Enabling Reduce Norm Fusion Plugin
Add the following line to the multiple profiles example from above to enable paged context attention.
build_config.plugin_config.reduce_fusion = True
If you are using the CLI flow for building engines pass --reduce_fusion enable
to trtllm-build
to enable the feature.
Performance with Reduce Norm Fusion
Reduce Fusion OFF refers to the same engine shown as GEMM Plugin ON in the previous example.
Metric |
REDUCE FUSION OFF |
REDUCE FUSION ON |
---|---|---|
Token Throughput (tokens/sec) |
2033.2640 |
2044.2628 |
Request Throughput (req/sec) |
0.9928 |
0.9982 |
Average Time To First Token (ms) |
147.8307 |
146.6628 |
Average Inter-Token Latency (ms) |
15.4133 |
14.4493 |
For the ISL/OSL pair of 2048/2048 enabling the reduce norm fusion plugin slightly improves performance all around. However, test reruns found that with run to run variance, in the worst case, they performed at par. Again this flag’s effectiveness is dependent on the workload so users should check whether it provides meaningful performance boosts in their case.
Pipeline Parallel Reduce Scatter Optimization
This feature adds a pipeline parallelism optimization with ReduceScatter + AllGather targeting large mixture of experts models. This can be enabled via the LLM-API as such
build_config.plugin_config.pp_reduce_scatter = True
If you are using the CLI flow for building engines flow you can enable this feature by adding --pp_reduce_scatter
to trtllm-build
.
As the Llama model is not a MoE model this flag was not included as part of the case study.
Conclusion
Overall, enabling these flags can greatly boost performance. However, the degree to which they are effective can vary from workload to workload, and it’s recommended that you run sanity checks on your workloads to verify performance.

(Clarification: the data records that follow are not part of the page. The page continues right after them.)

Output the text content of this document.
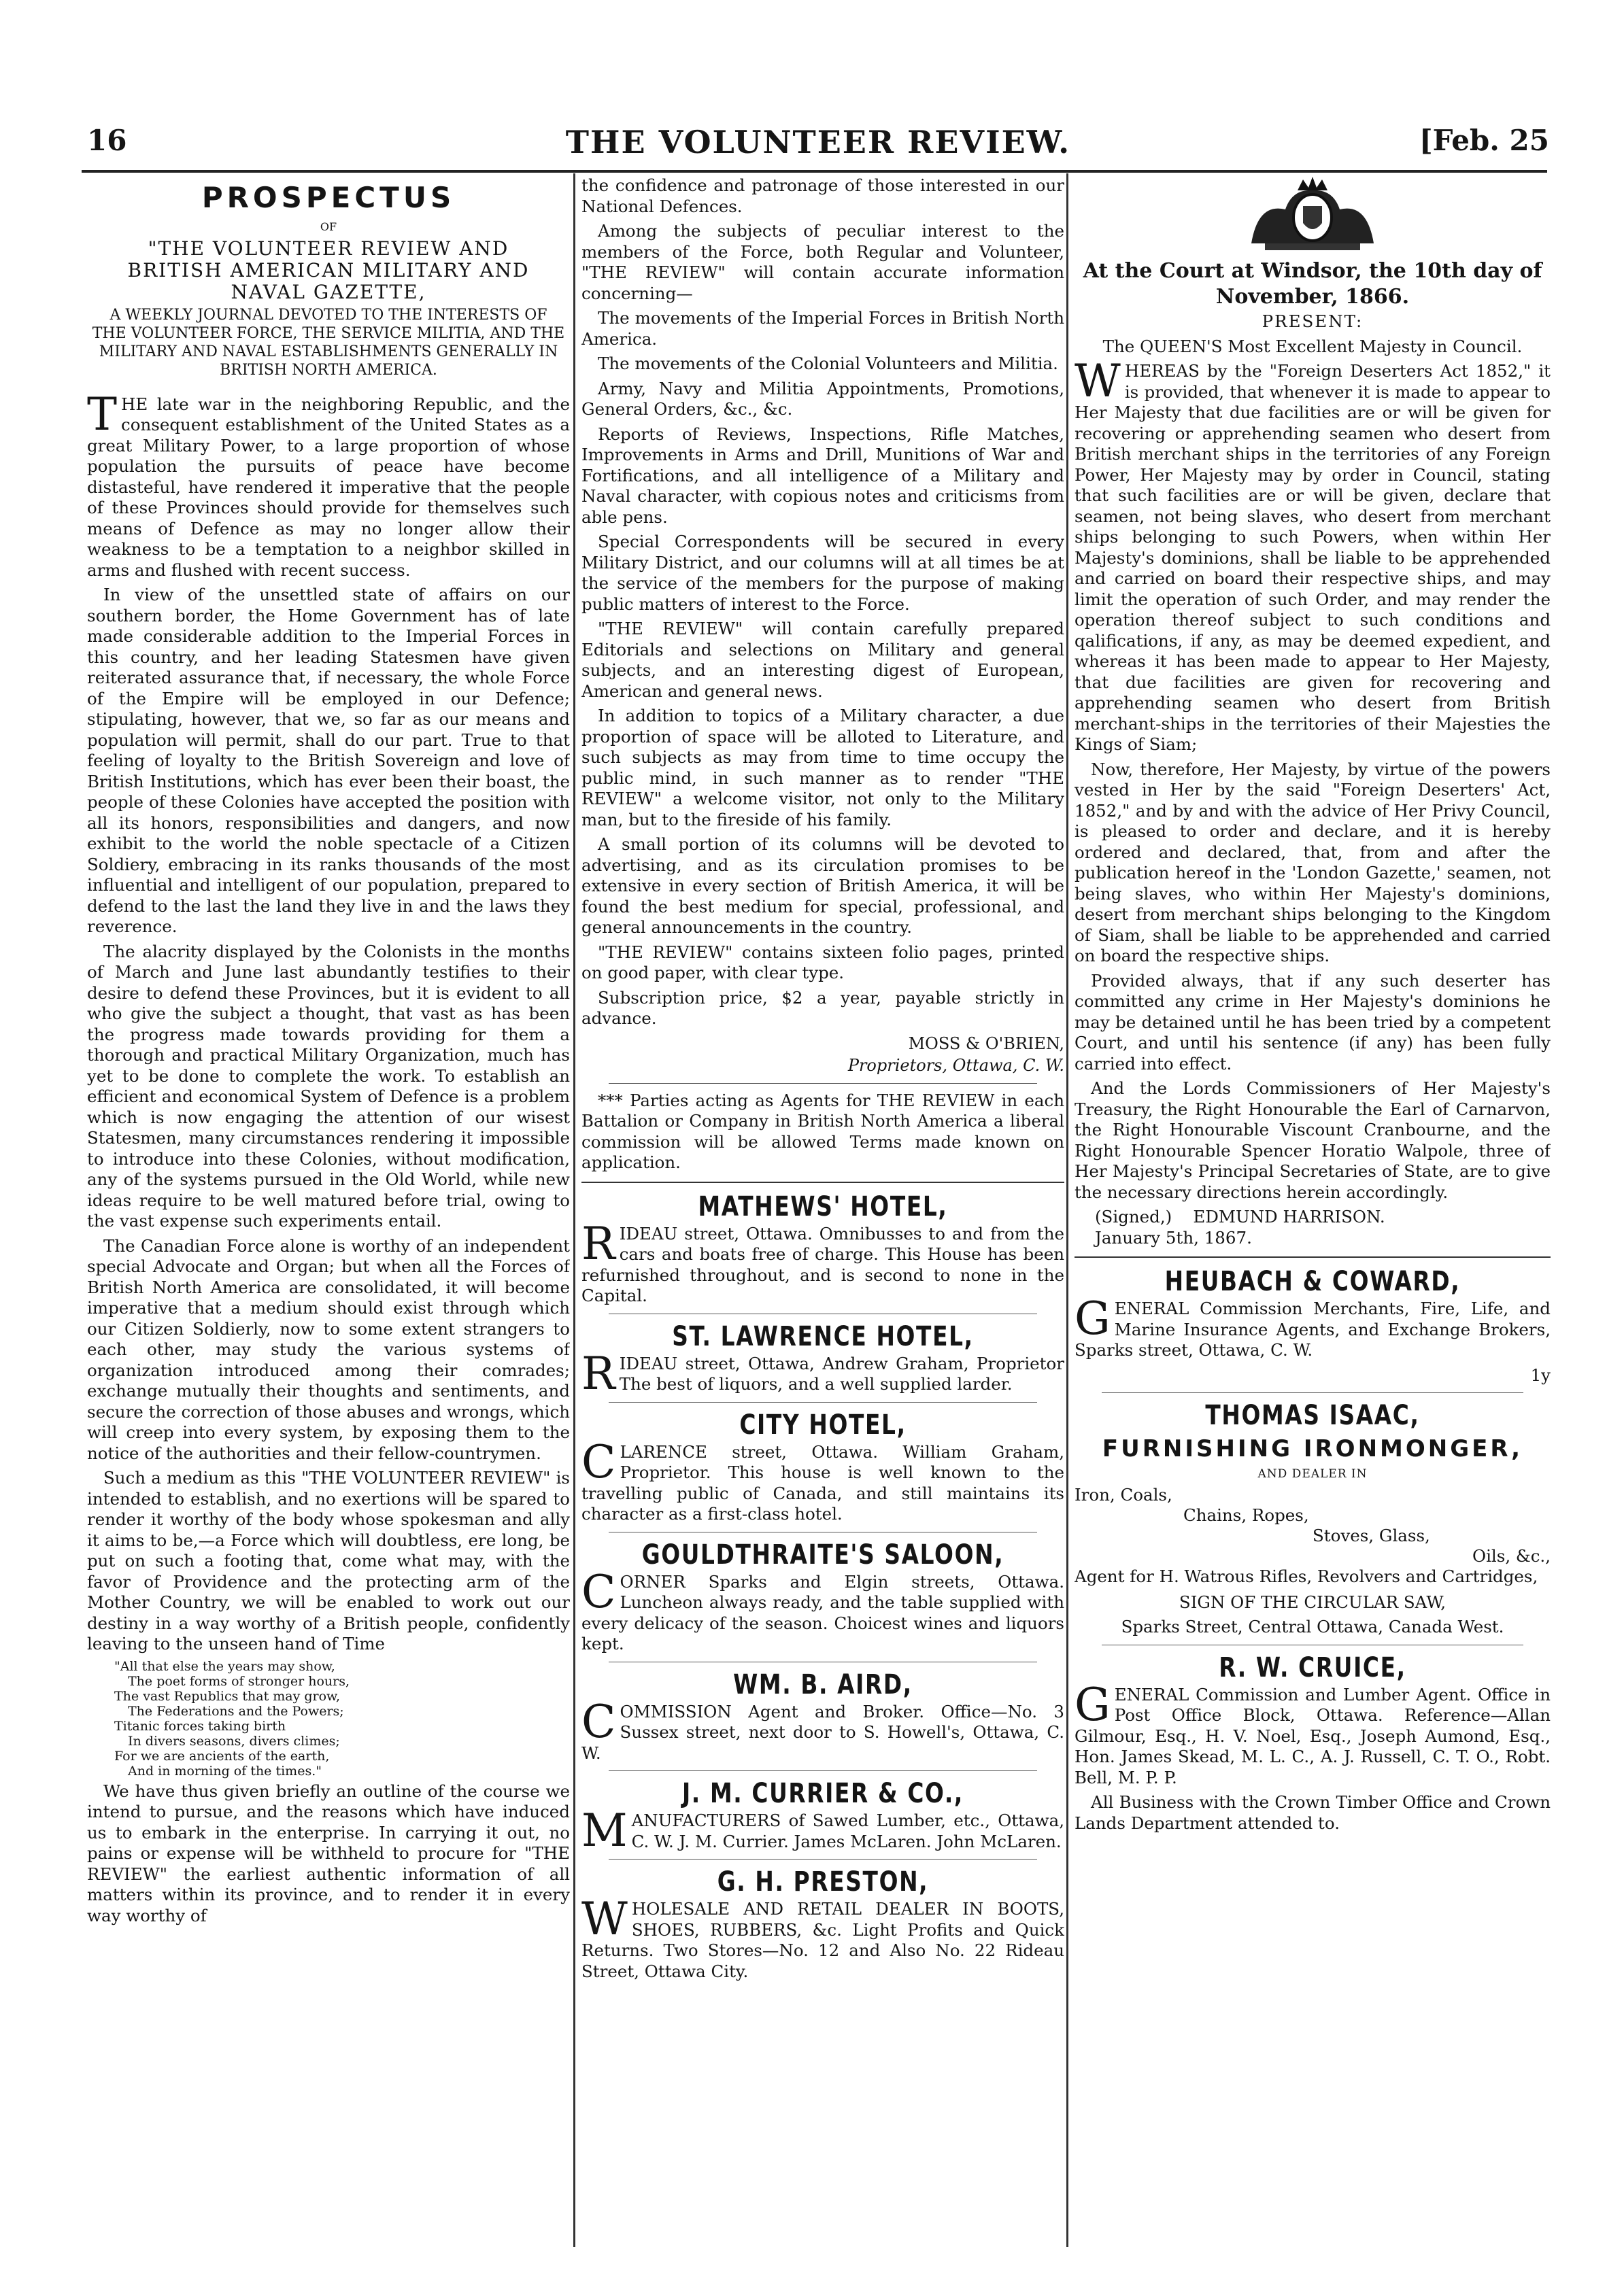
THE VOLUNTEER REVIEW.
16	[Feb. 25
PROSPECTUS

OF

"THE VOLUNTEER REVIEW AND

BRITISH AMERICAN MILITARY AND

NAVAL GAZETTE,

A WEEKLY JOURNAL DEVOTED TO THE INTERESTS OF THE VOLUNTEER FORCE, THE SERVICE MILITIA, AND THE MILITARY AND NAVAL ESTABLISHMENTS GENERALLY IN BRITISH NORTH AMERICA.

THE late war in the neighboring Republic, and the consequent establishment of the United States as a great Military Power, to a large proportion of whose population the pursuits of peace have become distasteful, have rendered it imperative that the people of these Provinces should provide for themselves such means of Defence as may no longer allow their weakness to be a temptation to a neighbor skilled in arms and flushed with recent success.

In view of the unsettled state of affairs on our southern border, the Home Government has of late made considerable addition to the Imperial Forces in this country, and her leading Statesmen have given reiterated assurance that, if necessary, the whole Force of the Empire will be employed in our Defence; stipulating, however, that we, so far as our means and population will permit, shall do our part. True to that feeling of loyalty to the British Sovereign and love of British Institutions, which has ever been their boast, the people of these Colonies have accepted the position with all its honors, responsibilities and dangers, and now exhibit to the world the noble spectacle of a Citizen Soldiery, embracing in its ranks thousands of the most influential and intelligent of our population, prepared to defend to the last the land they live in and the laws they reverence.

The alacrity displayed by the Colonists in the months of March and June last abundantly testifies to their desire to defend these Provinces, but it is evident to all who give the subject a thought, that vast as has been the progress made towards providing for them a thorough and practical Military Organization, much has yet to be done to complete the work. To establish an efficient and economical System of Defence is a problem which is now engaging the attention of our wisest Statesmen, many circumstances rendering it impossible to introduce into these Colonies, without modification, any of the systems pursued in the Old World, while new ideas require to be well matured before trial, owing to the vast expense such experiments entail.

The Canadian Force alone is worthy of an independent special Advocate and Organ; but when all the Forces of British North America are consolidated, it will become imperative that a medium should exist through which our Citizen Soldierly, now to some extent strangers to each other, may study the various systems of organization introduced among their comrades; exchange mutually their thoughts and sentiments, and secure the correction of those abuses and wrongs, which will creep into every system, by exposing them to the notice of the authorities and their fellow-countrymen.

Such a medium as this "THE VOLUNTEER REVIEW" is intended to establish, and no exertions will be spared to render it worthy of the body whose spokesman and ally it aims to be,—a Force which will doubtless, ere long, be put on such a footing that, come what may, with the favor of Providence and the protecting arm of the Mother Country, we will be enabled to work out our destiny in a way worthy of a British people, confidently leaving to the unseen hand of Time

"All that else the years may show,

The poet forms of stronger hours,

The vast Republics that may grow,

The Federations and the Powers;

Titanic forces taking birth

In divers seasons, divers climes;

For we are ancients of the earth,

And in morning of the times."

We have thus given briefly an outline of the course we intend to pursue, and the reasons which have induced us to embark in the enterprise. In carrying it out, no pains or expense will be withheld to procure for "THE REVIEW" the earliest authentic information of all matters within its province, and to render it in every way worthy of

the confidence and patronage of those interested in our National Defences.

Among the subjects of peculiar interest to the members of the Force, both Regular and Volunteer, "THE REVIEW" will contain accurate information concerning—

The movements of the Imperial Forces in British North America.

The movements of the Colonial Volunteers and Militia.

Army, Navy and Militia Appointments, Promotions, General Orders, &c., &c.

Reports of Reviews, Inspections, Rifle Matches, Improvements in Arms and Drill, Munitions of War and Fortifications, and all intelligence of a Military and Naval character, with copious notes and criticisms from able pens.

Special Correspondents will be secured in every Military District, and our columns will at all times be at the service of the members for the purpose of making public matters of interest to the Force.

"THE REVIEW" will contain carefully prepared Editorials and selections on Military and general subjects, and an interesting digest of European, American and general news.

In addition to topics of a Military character, a due proportion of space will be alloted to Literature, and such subjects as may from time to time occupy the public mind, in such manner as to render "THE REVIEW" a welcome visitor, not only to the Military man, but to the fireside of his family.

A small portion of its columns will be devoted to advertising, and as its circulation promises to be extensive in every section of British America, it will be found the best medium for special, professional, and general announcements in the country.

"THE REVIEW" contains sixteen folio pages, printed on good paper, with clear type.

Subscription price, $2 a year, payable strictly in advance.

MOSS & O'BRIEN,

Proprietors, Ottawa, C. W.

*** Parties acting as Agents for THE REVIEW in each Battalion or Company in British North America a liberal commission will be allowed Terms made known on application.

MATHEWS' HOTEL,

RIDEAU street, Ottawa. Omnibusses to and from the cars and boats free of charge. This House has been refurnished throughout, and is second to none in the Capital.

ST. LAWRENCE HOTEL,

RIDEAU street, Ottawa, Andrew Graham, Proprietor The best of liquors, and a well supplied larder.

CITY HOTEL,

CLARENCE street, Ottawa. William Graham, Proprietor. This house is well known to the travelling public of Canada, and still maintains its character as a first-class hotel.

GOULDTHRAITE'S SALOON,

CORNER Sparks and Elgin streets, Ottawa. Luncheon always ready, and the table supplied with every delicacy of the season. Choicest wines and liquors kept.

WM. B. AIRD,

COMMISSION Agent and Broker. Office—No. 3 Sussex street, next door to S. Howell's, Ottawa, C. W.

J. M. CURRIER & CO.,

MANUFACTURERS of Sawed Lumber, etc., Ottawa, C. W. J. M. Currier. James McLaren. John McLaren.

G. H. PRESTON,

WHOLESALE AND RETAIL DEALER IN BOOTS, SHOES, RUBBERS, &c. Light Profits and Quick Returns. Two Stores—No. 12 and Also No. 22 Rideau Street, Ottawa City.

At the Court at Windsor, the 10th day of

November, 1866.

PRESENT:

The QUEEN'S Most Excellent Majesty in Council.

WHEREAS by the "Foreign Deserters Act 1852," it is provided, that whenever it is made to appear to Her Majesty that due facilities are or will be given for recovering or apprehending seamen who desert from British merchant ships in the territories of any Foreign Power, Her Majesty may by order in Council, stating that such facilities are or will be given, declare that seamen, not being slaves, who desert from merchant ships belonging to such Powers, when within Her Majesty's dominions, shall be liable to be apprehended and carried on board their respective ships, and may limit the operation of such Order, and may render the operation thereof subject to such conditions and qalifications, if any, as may be deemed expedient, and whereas it has been made to appear to Her Majesty, that due facilities are given for recovering and apprehending seamen who desert from British merchant-ships in the territories of their Majesties the Kings of Siam;

Now, therefore, Her Majesty, by virtue of the powers vested in Her by the said "Foreign Deserters' Act, 1852," and by and with the advice of Her Privy Council, is pleased to order and declare, and it is hereby ordered and declared, that, from and after the publication hereof in the 'London Gazette,' seamen, not being slaves, who within Her Majesty's dominions, desert from merchant ships belonging to the Kingdom of Siam, shall be liable to be apprehended and carried on board the respective ships.

Provided always, that if any such deserter has committed any crime in Her Majesty's dominions he may be detained until he has been tried by a competent Court, and until his sentence (if any) has been fully carried into effect.

And the Lords Commissioners of Her Majesty's Treasury, the Right Honourable the Earl of Carnarvon, the Right Honourable Viscount Cranbourne, and the Right Honourable Spencer Horatio Walpole, three of Her Majesty's Principal Secretaries of State, are to give the necessary directions herein accordingly.

(Signed,) EDMUND HARRISON.

January 5th, 1867.

HEUBACH & COWARD,

GENERAL Commission Merchants, Fire, Life, and Marine Insurance Agents, and Exchange Brokers, Sparks street, Ottawa, C. W.

1y

THOMAS ISAAC,
FURNISHING IRONMONGER,

AND DEALER IN

Iron, Coals,

Chains, Ropes,

Stoves, Glass,

Oils, &c.,

Agent for H. Watrous Rifles, Revolvers and Cartridges,

SIGN OF THE CIRCULAR SAW,

Sparks Street, Central Ottawa, Canada West.

R. W. CRUICE,

GENERAL Commission and Lumber Agent. Office in Post Office Block, Ottawa. Reference—Allan Gilmour, Esq., H. V. Noel, Esq., Joseph Aumond, Esq., Hon. James Skead, M. L. C., A. J. Russell, C. T. O., Robt. Bell, M. P. P.

All Business with the Crown Timber Office and Crown Lands Department attended to.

The case-study example showed that enabling these flags provided the following performance uplifts from the baseline numbers. This included significant boosts in Token Throughput, Request Throughput, and Average Inter-Token Latency. TTFT remained largely unchanged.
Metric |
Baseline |
Build-Time Flags ON |
% Improvement |
---|---|---|---|
Token Throughput (tokens/sec) |
1564.3040 |
2044.2628 |
30.68 |
Request Throughput (req/sec) |
0.7638 |
0.9982 |
30.69 |
Average Time To First Token (ms) |
147.6976 |
146.6628 |
0.70 |
Average Inter-Token Latency (ms) |
31.3276 |
14.4493 |
53.88 |
Summary of Configuration Option Recommendations:
Multiple profiles: Always enable. It may increase build times a little but will only ever help performance. Enabling might cause engine to produce slightly different outputs when the same prompt is run multiple times depending on request load but it should not affect output quality, see Multiple Profiles section for explanation.
Paged Context Attention: In the worst case it may hurt performance a little initially but typically helps with request scheduling and boosts performance after further tuning of max batch size and max num tokens. More on this topic is discussed in the next page.
GEMM Plugin: It’s recommended to enable it for FP16 and BF16 models as it usually helps. However, it is a good idea to benchmark your workload and double check that it is helping.
Reduce Fusion: This feature is only supported on Llama and Mistral/Mixtral models. Effectiveness is workload dependent and it’s recommend that you benchmark your workload with and without it and compare the results.